1. Initial Written Assessment & Planning
Before your first session, you complete a brief written intake.
This allows us to understand your experiences, needs, and goals.
I provide psychoeducation about the process, helping you know what to expect and how this work can support trauma and nervous system regulation.
2. Tailored Art Materials Kit
Once your intake is complete, you receive a kit of art materials chosen to support exploration and expression.
Materials are curated for texture, colour, and sensory engagement, suited to your creative style and needs.
Everything is ready for immediate use in your online sessions, no additional shopping or preparation required.
3. Weekly 60-Minute Online Sessions
Each session is held via a secure video platform.
We meet weekly, maintaining consistency, safety, and continuity.
Sessions are open-ended: some may be quiet, reflective, or deeply symbolic; others playful, surreal, or even humorous.
Art-making leads the session. Words are welcome but not required. Images and materials often become the primary language.
4. Exploration & Processing
Art serves as a way to access feelings, memories, and sensations that may be hard to put into words.
The process is trauma-informed: pacing, safety, and regulation are prioritised at every step.
The work supports integration, self-expression, and emotional insight, without pressure to “perform” or create something polished.
5. Reflection & Integration
After each session, there is space to reflect on the work if you wish.
We explore patterns, symbols, or emerging insights gently, respecting your pace and nervous system.
Reflections can be verbal, written, or simply noticed internally.
6. Ongoing Support & Continuity
Sessions are designed to build over time.
The weekly rhythm helps establish trust, safety, and a sense of containment.
This continuity supports transformation, allowing trauma and neurodivergent experiences to be processed in a sustained, creative way.
7. Open-Ended Journey
There is no fixed endpoint.
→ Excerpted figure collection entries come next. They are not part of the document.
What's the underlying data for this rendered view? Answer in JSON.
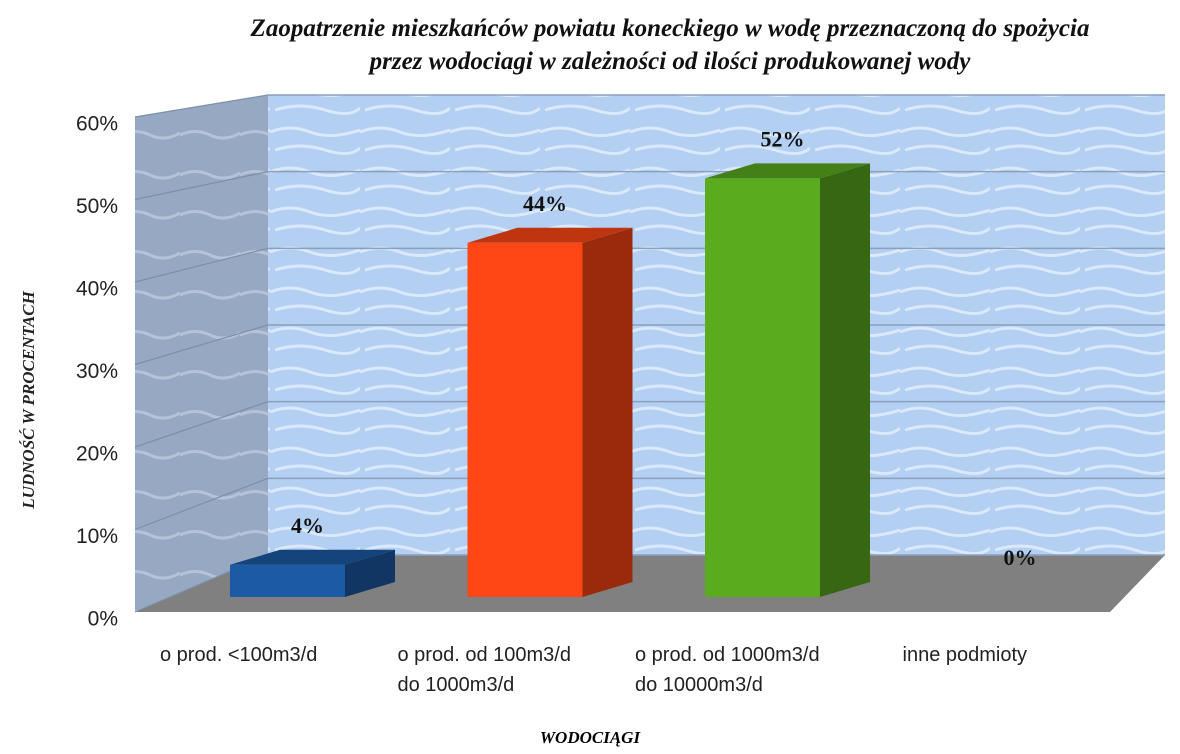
{
  "chart_data": {
    "type": "bar3d",
    "title": "Zaopatrzenie mieszkańców powiatu koneckiego w wodę przeznaczoną do spożycia\nprzez wodociagi w zależności od ilości produkowanej wody",
    "categories": [
      "o prod. <100m3/d",
      "o prod. od 100m3/d\ndo 1000m3/d",
      "o prod. od 1000m3/d\ndo 10000m3/d",
      "inne podmioty"
    ],
    "values": [
      4,
      44,
      52,
      0
    ],
    "value_labels": [
      "4%",
      "44%",
      "52%",
      "0%"
    ],
    "colors": [
      "#1c5aa6",
      "#ff4614",
      "#5bab1f",
      "#8a8a8a"
    ],
    "ylabel": "LUDNOŚĆ W PROCENTACH",
    "xlabel": "WODOCIĄGI",
    "ylim": [
      0,
      60
    ],
    "yticks": [
      {
        "value": 0,
        "label": "0%"
      },
      {
        "value": 10,
        "label": "10%"
      },
      {
        "value": 20,
        "label": "20%"
      },
      {
        "value": 30,
        "label": "30%"
      },
      {
        "value": 40,
        "label": "40%"
      },
      {
        "value": 50,
        "label": "50%"
      },
      {
        "value": 60,
        "label": "60%"
      }
    ],
    "grid": true
  }
}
The process grows as you do.
Art is your companion and guide, carrying insight, emotion, and imagination safely.
The work is both therapeutic and deeply personal, uniquely shaped by your neurodivergent perspective.
Art Therapy Deep Dive
Art as language, therapy as presence: for neurodivergent women seeking to meet their own experience deeply and gently
This is a therapeutic space designed for neurodivergent women, where creative expression becomes the primary language of trauma work. Each 60-minute session is held within a strong, reliable therapeutic frame, offering consistency and safety, while allowing what unfolds inside that frame to be led by image, mark, material, symbol, and metaphor. Words are welcome, but they are not required to come first, and they are never forced.
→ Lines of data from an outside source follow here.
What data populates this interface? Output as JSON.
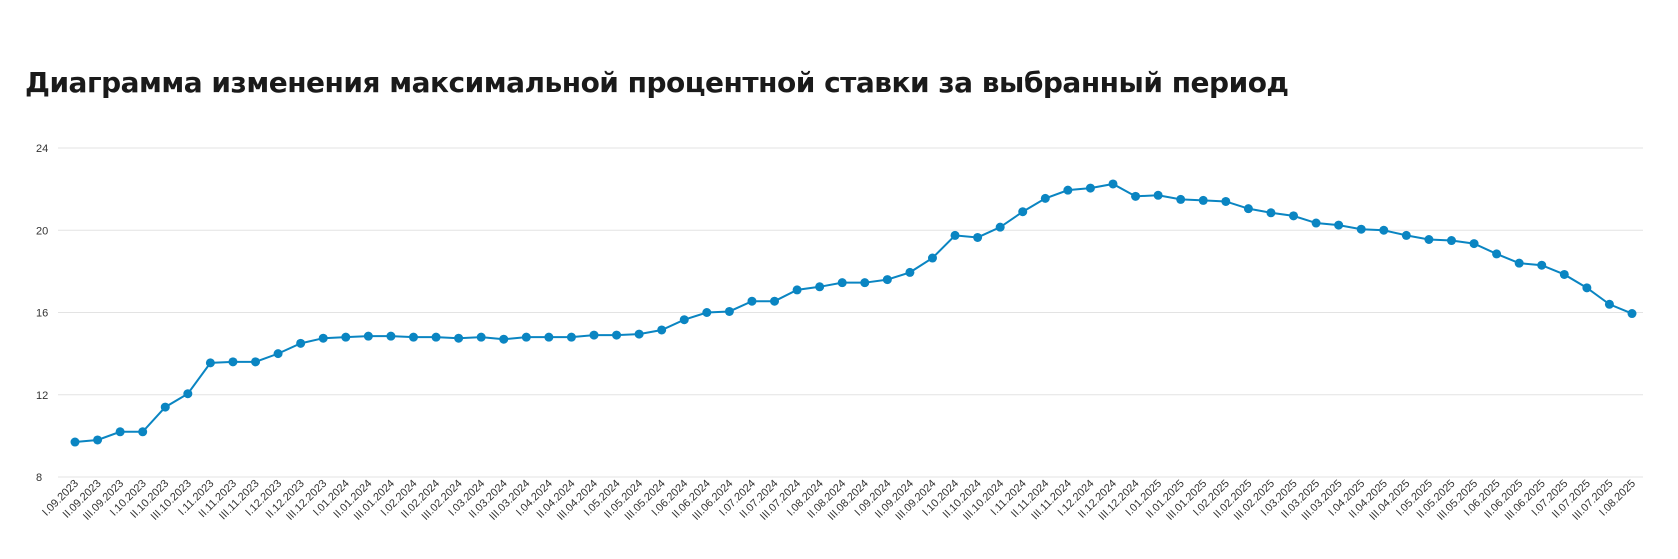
{
  "page": {
    "title": "Диаграмма изменения максимальной процентной ставки за выбранный период"
  },
  "chart_data": {
    "type": "line",
    "title": "Диаграмма изменения максимальной процентной ставки за выбранный период",
    "ylim": [
      8,
      24
    ],
    "yticks": [
      8,
      12,
      16,
      20,
      24
    ],
    "grid": true,
    "color": "#0a85c2",
    "x": [
      "I.09.2023",
      "II.09.2023",
      "III.09.2023",
      "I.10.2023",
      "II.10.2023",
      "III.10.2023",
      "I.11.2023",
      "II.11.2023",
      "III.11.2023",
      "I.12.2023",
      "II.12.2023",
      "III.12.2023",
      "I.01.2024",
      "II.01.2024",
      "III.01.2024",
      "I.02.2024",
      "II.02.2024",
      "III.02.2024",
      "I.03.2024",
      "II.03.2024",
      "III.03.2024",
      "I.04.2024",
      "II.04.2024",
      "III.04.2024",
      "I.05.2024",
      "II.05.2024",
      "III.05.2024",
      "I.06.2024",
      "II.06.2024",
      "III.06.2024",
      "I.07.2024",
      "II.07.2024",
      "III.07.2024",
      "I.08.2024",
      "II.08.2024",
      "III.08.2024",
      "I.09.2024",
      "II.09.2024",
      "III.09.2024",
      "I.10.2024",
      "II.10.2024",
      "III.10.2024",
      "I.11.2024",
      "II.11.2024",
      "III.11.2024",
      "I.12.2024",
      "II.12.2024",
      "III.12.2024",
      "I.01.2025",
      "II.01.2025",
      "III.01.2025",
      "I.02.2025",
      "II.02.2025",
      "III.02.2025",
      "I.03.2025",
      "II.03.2025",
      "III.03.2025",
      "I.04.2025",
      "II.04.2025",
      "III.04.2025",
      "I.05.2025",
      "II.05.2025",
      "III.05.2025",
      "I.06.2025",
      "II.06.2025",
      "III.06.2025",
      "I.07.2025",
      "II.07.2025",
      "III.07.2025",
      "I.08.2025"
    ],
    "series": [
      {
        "values": [
          9.7,
          9.8,
          10.2,
          10.2,
          11.4,
          12.05,
          13.55,
          13.6,
          13.6,
          14.0,
          14.5,
          14.75,
          14.8,
          14.85,
          14.85,
          14.8,
          14.8,
          14.75,
          14.8,
          14.7,
          14.8,
          14.8,
          14.8,
          14.9,
          14.9,
          14.95,
          15.15,
          15.65,
          16.0,
          16.05,
          16.55,
          16.55,
          17.1,
          17.25,
          17.45,
          17.45,
          17.6,
          17.95,
          18.65,
          19.75,
          19.65,
          20.15,
          20.9,
          21.55,
          21.95,
          22.05,
          22.25,
          21.65,
          21.7,
          21.5,
          21.45,
          21.4,
          21.05,
          20.85,
          20.7,
          20.35,
          20.25,
          20.05,
          20.0,
          19.75,
          19.55,
          19.5,
          19.35,
          18.85,
          18.4,
          18.3,
          17.85,
          17.2,
          16.4,
          15.95
        ]
      }
    ]
  }
}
Many neurodivergent women carry trauma that lives beyond language, shaped by chronic misunderstanding, masking, relational rupture, sensory overwhelm, or years of having to adapt to systems that were never built with them in mind. In this work, art-making offers a way to approach these experiences indirectly, without having to narrate or justify them. Images can hold complexity, contradiction, and intensity in ways conversation alone often cannot.
Sessions may feel quiet and contained, or playful, strange, humorous, or dreamlike. We might stay with one image over time, letting it change as your relationship to it shifts, or allow something new to emerge week by week. Meaning is not rushed or extracted; it is allowed to surface gradually, at a pace that respects both your nervous system and your neurotype.
This approach draws closely on Jungian art psychotherapy, where images are understood as living psychological material rather than illustrations of symptoms. Creative work becomes a way of meeting trauma without re-enactment or overwhelm, allowing symbolic distance while still supporting depth and integration.
You do not need to be “good at art”, nor to arrive with insight, clarity, or the right words. There is no expectation to produce anything finished or aesthetically pleasing. The focus is on process, presence, and relational safety — with the materials, with the images that emerge, and within the therapeutic relationship itself.
I usually work with clients on a weekly basis, as continuity and predictability are especially important in trauma-informed work with neurodivergent women. Returning regularly to the same therapeutic space supports trust, regulation, and a sense of reliability, allowing the work to deepen over time. This is an open-ended therapeutic process, where transformation grows through steady engagement rather than pressure or performance.